The Alconbury facility has been built by Enval, a spin-off of the Department of Chemical Engineering at the University of Cambridge. Enval’s business development director, David Boorman, told MRW it will start commercial operations by the end of the year.
The plant will process up to 2,000 tonnes of laminated packaging material per year turning it into some 200 tonnes of aluminium and 1,400 tonnes of unrefined oil through a process called pyrolysis (described below).
The gas produced during the process will be used to generate electricity, enough to power the facility.
Enval claims the plant is the first of its kind in the world.
Boorman said the facility would be a demonstration to attract potential buyers, especially large waste management companies.
Enval wants the technology to be used at material recycling facilities (MRFs) to recover of aluminium from packaging.
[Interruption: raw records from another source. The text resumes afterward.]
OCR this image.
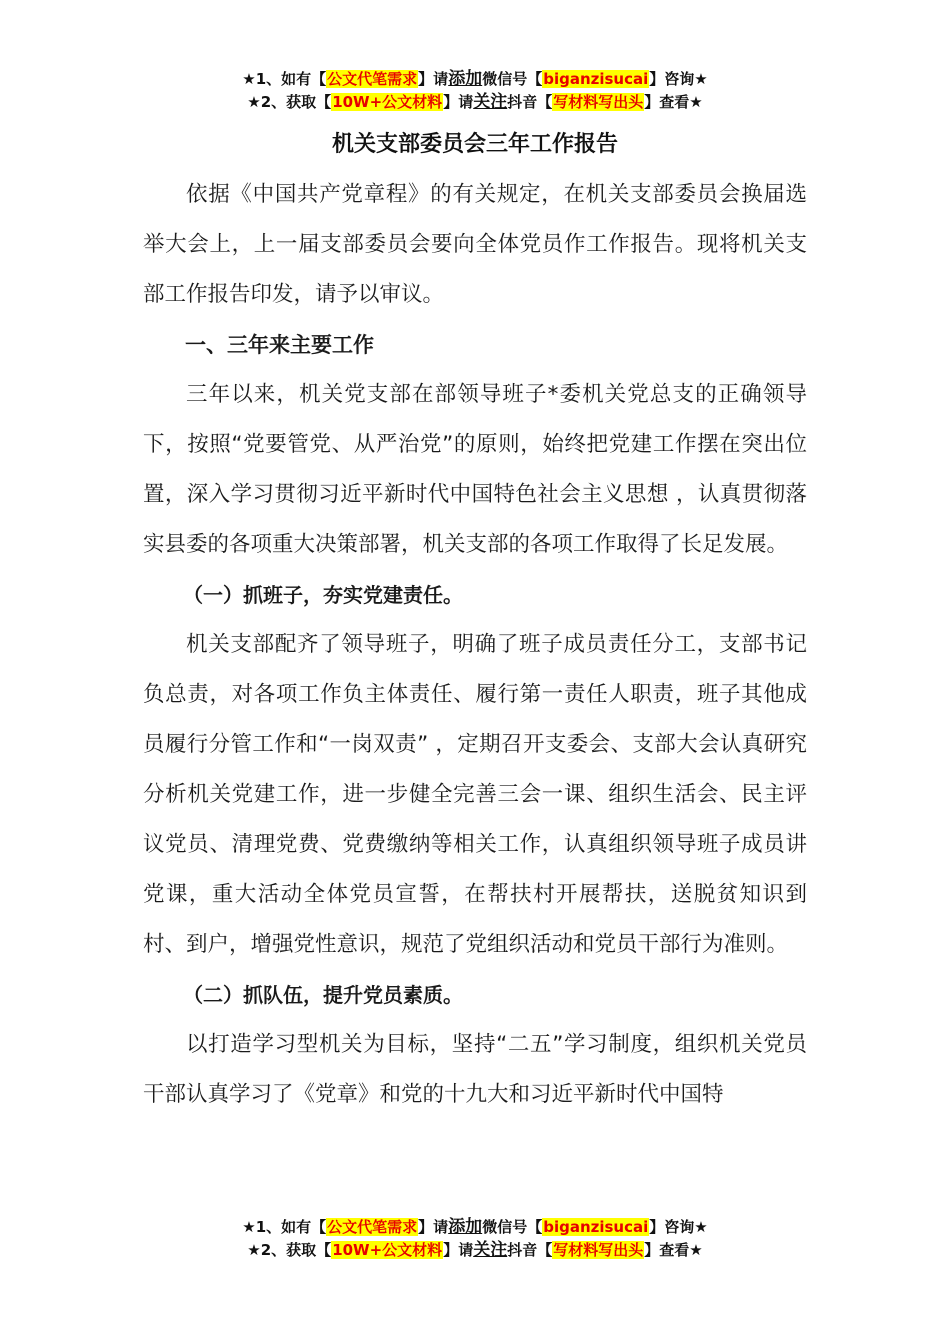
★1、如有【公文代笔需求】请添加微信号【biganzisucai】咨询★
★2、获取【10W+公文材料】请关注抖音【写材料写出头】查看★
机关支部委员会三年工作报告

依据《中国共产党章程》的有关规定，在机关支部委员会换届选举大会上，上一届支部委员会要向全体党员作工作报告。现将机关支部工作报告印发，请予以审议。

一、三年来主要工作

三年以来，机关党支部在部领导班子*委机关党总支的正确领导下，按照“党要管党、从严治党”的原则，始终把党建工作摆在突出位置，深入学习贯彻习近平新时代中国特色社会主义思想 ，认真贯彻落实县委的各项重大决策部署，机关支部的各项工作取得了长足发展。

（一）抓班子，夯实党建责任。

机关支部配齐了领导班子，明确了班子成员责任分工，支部书记负总责，对各项工作负主体责任、履行第一责任人职责，班子其他成员履行分管工作和“一岗双责” ，定期召开支委会、支部大会认真研究分析机关党建工作，进一步健全完善三会一课、组织生活会、民主评议党员、清理党费、党费缴纳等相关工作，认真组织领导班子成员讲党课，重大活动全体党员宣誓，在帮扶村开展帮扶，送脱贫知识到村、到户，增强党性意识，规范了党组织活动和党员干部行为准则。

（二）抓队伍，提升党员素质。

以打造学习型机关为目标，坚持“二五”学习制度，组织机关党员干部认真学习了《党章》和党的十九大和习近平新时代中国特

★1、如有【公文代笔需求】请添加微信号【biganzisucai】咨询★
★2、获取【10W+公文材料】请关注抖音【写材料写出头】查看★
Boorman estimated the recycled aluminium produced would be worth as much as 60% of the equivalent amount of raw aluminium.
“This is a material that at the moment is going to landfill or incineration,” he said. “When we start showing the financial returns of recovery the aluminium, it starts becoming really attractive.”
The plant can process unwashed post-consumer laminate packaging, as well as the non-paper output from beverage carton recycling.
Boorman declined to reveal the price of the facility, saying that it was part of a confidential commercial agreement. However, he said that Enval expected the payback period for buyers to be in the three to four-year range.
A deal with a major waste management company was already being discussed, he said.
Works on the commercial scale plant started in November 2012, after Enval obtained financial support from three packaging producers, Kraft Foods, Nestle and Mondelez International. Before that, the company had tested the process with a bench scale plant based in Cambridge University and a pilot plant located in an engineering facility in Luton.
The feedstock gets shredded and then transported to an oven that contains carbon materials. Two generators create microwaves that are channelled into the oven. Inside, the packaging materials enter into contact with the carbon.
As a result of the heat - between 400 and 500 degrees celsius - the plastics components of the packaging materials turn into gas (20%) and oil (80%). The oil that can be used as fuel to generate electricity or as feedstock for speciality chemicals.
The gas is either cooled and turned into oil or used in a generator that produces electricity to power the plant. The aluminium output is in the form of flakes (picture above). The process produces no other residues.